No. 16 – Holy Cross Crusaders
- Position: Quarterback
- Class: Redshirt Junior

Personal information
- Born: May 4, 2004 (age 22) East Greenwich, Rhode Island, U.S.
- Listed height: 6 ft 3 in (1.91 m)
- Listed weight: 220 lb (100 kg)

Career information
- High school: Bishop Hendricken (Warwick, Rhode Island) IMG Academy (Bradenton, Florida)
- College: Pittsburgh (2023–2025) Holy Cross (2026–present)
- Stats at ESPN

= David Lynch (quarterback) =

American football player (born 2004)

David Conroy Lynch Jr. (born May 4, 2004) is an American college football quarterback for the Holy Cross Crusaders. He previously played for the Pittsburgh Panthers.

==Early life==
Lynch was born on May 4, 2004, in East Greenwich, Rhode Island. He was a three-sport athlete, playing baseball, basketball, and football. He attended Bishop Hendricken High School in Warwick, Rhode Island, before transferring as a post-graduate to IMG Academy in Bradenton, Florida. In his senior season for Bishop Hendricken, he threw for 942 yards and nine touchdowns. He also added two more touchdowns on the ground. In his lone year with IMG Academy, he led the team to the post-grad national championship where he threw for 231 yards and four touchdowns in the first half alone of the teams' victory. On the year he had over twenty touchdowns and led the team to a 9–2 record.

==College career==
Lynch committed to Pittsburgh on January 7, 2023, as a preferred walk-on (PWO) after receiving the offer from Pittsburgh coach Jon DiBiaso. Lynch also had an offer from Rhode Island but ultimately chose Pittsburgh.

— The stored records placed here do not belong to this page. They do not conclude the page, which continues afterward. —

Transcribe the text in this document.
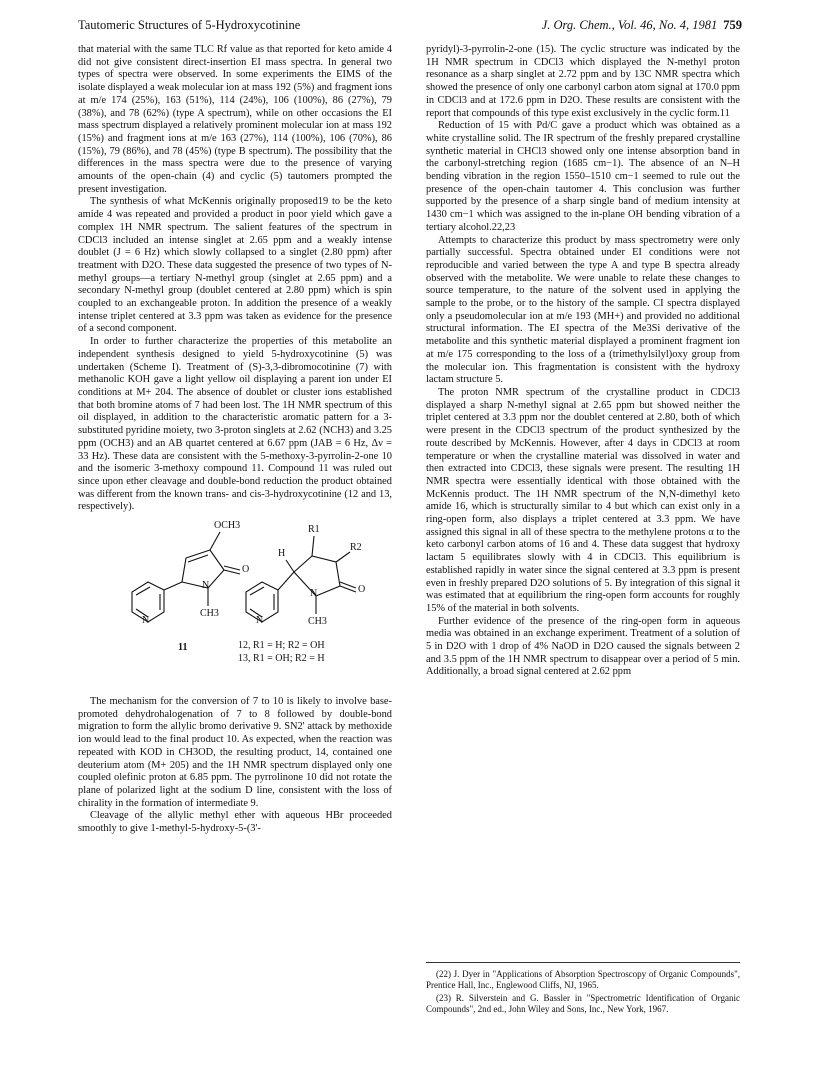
Tautomeric Structures of 5-Hydroxycotinine	J. Org. Chem., Vol. 46, No. 4, 1981 759

that material with the same TLC Rf value as that reported for keto amide 4 did not give consistent direct-insertion EI mass spectra. In general two types of spectra were observed. In some experiments the EIMS of the isolate displayed a weak molecular ion at mass 192 (5%) and fragment ions at m/e 174 (25%), 163 (51%), 114 (24%), 106 (100%), 86 (27%), 79 (38%), and 78 (62%) (type A spectrum), while on other occasions the EI mass spectrum displayed a relatively prominent molecular ion at mass 192 (15%) and fragment ions at m/e 163 (27%), 114 (100%), 106 (70%), 86 (15%), 79 (86%), and 78 (45%) (type B spectrum). The possibility that the differences in the mass spectra were due to the presence of varying amounts of the open-chain (4) and cyclic (5) tautomers prompted the present investigation.

The synthesis of what McKennis originally proposed19 to be the keto amide 4 was repeated and provided a product in poor yield which gave a complex 1H NMR spectrum. The salient features of the spectrum in CDCl3 included an intense singlet at 2.65 ppm and a weakly intense doublet (J = 6 Hz) which slowly collapsed to a singlet (2.80 ppm) after treatment with D2O. These data suggested the presence of two types of N-methyl groups—a tertiary N-methyl group (singlet at 2.65 ppm) and a secondary N-methyl group (doublet centered at 2.80 ppm) which is spin coupled to an exchangeable proton. In addition the presence of a weakly intense triplet centered at 3.3 ppm was taken as evidence for the presence of a second component.

In order to further characterize the properties of this metabolite an independent synthesis designed to yield 5-hydroxycotinine (5) was undertaken (Scheme I). Treatment of (S)-3,3-dibromocotinine (7) with methanolic KOH gave a light yellow oil displaying a parent ion under EI conditions at M+ 204. The absence of doublet or cluster ions established that both bromine atoms of 7 had been lost. The 1H NMR spectrum of this oil displayed, in addition to the characteristic aromatic pattern for a 3-substituted pyridine moiety, two 3-proton singlets at 2.62 (NCH3) and 3.25 ppm (OCH3) and an AB quartet centered at 6.67 ppm (JAB = 6 Hz, Δν = 33 Hz). These data are consistent with the 5-methoxy-3-pyrrolin-2-one 10 and the isomeric 3-methoxy compound 11. Compound 11 was ruled out since upon ether cleavage and double-bond reduction the product obtained was different from the known trans- and cis-3-hydroxycotinine (12 and 13, respectively).

OCH3
O
N
CH3
N
R1
R2
H
O
N
CH3
N
11	12, R1 = H; R2 = OH
13, R1 = OH; R2 = H

The mechanism for the conversion of 7 to 10 is likely to involve base-promoted dehydrohalogenation of 7 to 8 followed by double-bond migration to form the allylic bromo derivative 9. SN2' attack by methoxide ion would lead to the final product 10. As expected, when the reaction was repeated with KOD in CH3OD, the resulting product, 14, contained one deuterium atom (M+ 205) and the 1H NMR spectrum displayed only one coupled olefinic proton at 6.85 ppm. The pyrrolinone 10 did not rotate the plane of polarized light at the sodium D line, consistent with the loss of chirality in the formation of intermediate 9.

Cleavage of the allylic methyl ether with aqueous HBr proceeded smoothly to give 1-methyl-5-hydroxy-5-(3'-

pyridyl)-3-pyrrolin-2-one (15). The cyclic structure was indicated by the 1H NMR spectrum in CDCl3 which displayed the N-methyl proton resonance as a sharp singlet at 2.72 ppm and by 13C NMR spectra which showed the presence of only one carbonyl carbon atom signal at 170.0 ppm in CDCl3 and at 172.6 ppm in D2O. These results are consistent with the report that compounds of this type exist exclusively in the cyclic form.11

Reduction of 15 with Pd/C gave a product which was obtained as a white crystalline solid. The IR spectrum of the freshly prepared crystalline synthetic material in CHCl3 showed only one intense absorption band in the carbonyl-stretching region (1685 cm−1). The absence of an N–H bending vibration in the region 1550–1510 cm−1 seemed to rule out the presence of the open-chain tautomer 4. This conclusion was further supported by the presence of a sharp single band of medium intensity at 1430 cm−1 which was assigned to the in-plane OH bending vibration of a tertiary alcohol.22,23

Attempts to characterize this product by mass spectrometry were only partially successful. Spectra obtained under EI conditions were not reproducible and varied between the type A and type B spectra already observed with the metabolite. We were unable to relate these changes to source temperature, to the nature of the solvent used in applying the sample to the probe, or to the history of the sample. CI spectra displayed only a pseudomolecular ion at m/e 193 (MH+) and provided no additional structural information. The EI spectra of the Me3Si derivative of the metabolite and this synthetic material displayed a prominent fragment ion at m/e 175 corresponding to the loss of a (trimethylsilyl)oxy group from the molecular ion. This fragmentation is consistent with the hydroxy lactam structure 5.

The proton NMR spectrum of the crystalline product in CDCl3 displayed a sharp N-methyl signal at 2.65 ppm but showed neither the triplet centered at 3.3 ppm nor the doublet centered at 2.80, both of which were present in the CDCl3 spectrum of the product synthesized by the route described by McKennis. However, after 4 days in CDCl3 at room temperature or when the crystalline material was dissolved in water and then extracted into CDCl3, these signals were present. The resulting 1H NMR spectra were essentially identical with those obtained with the McKennis product. The 1H NMR spectrum of the N,N-dimethyl keto amide 16, which is structurally similar to 4 but which can exist only in a ring-open form, also displays a triplet centered at 3.3 ppm. We have assigned this signal in all of these spectra to the methylene protons α to the keto carbonyl carbon atoms of 16 and 4. These data suggest that hydroxy lactam 5 equilibrates slowly with 4 in CDCl3. This equilibrium is established rapidly in water since the signal centered at 3.3 ppm is present even in freshly prepared D2O solutions of 5. By integration of this signal it was estimated that at equilibrium the ring-open form accounts for roughly 15% of the material in both solvents.

Further evidence of the presence of the ring-open form in aqueous media was obtained in an exchange experiment. Treatment of a solution of 5 in D2O with 1 drop of 4% NaOD in D2O caused the signals between 2 and 3.5 ppm of the 1H NMR spectrum to disappear over a period of 5 min. Additionally, a broad signal centered at 2.62 ppm

(22) J. Dyer in "Applications of Absorption Spectroscopy of Organic Compounds", Prentice Hall, Inc., Englewood Cliffs, NJ, 1965.

(23) R. Silverstein and G. Bassler in "Spectrometric Identification of Organic Compounds", 2nd ed., John Wiley and Sons, Inc., New York, 1967.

Lynch did not play in any games during the 2023 season and was redshirted.

During the 2024 season, he played in the final three games of the season and started one of them against Toledo in the 2024 GameAbove Sports Bowl. He finished the season with completing 16 out of 27 passing attempts for 111 yards and three interceptions.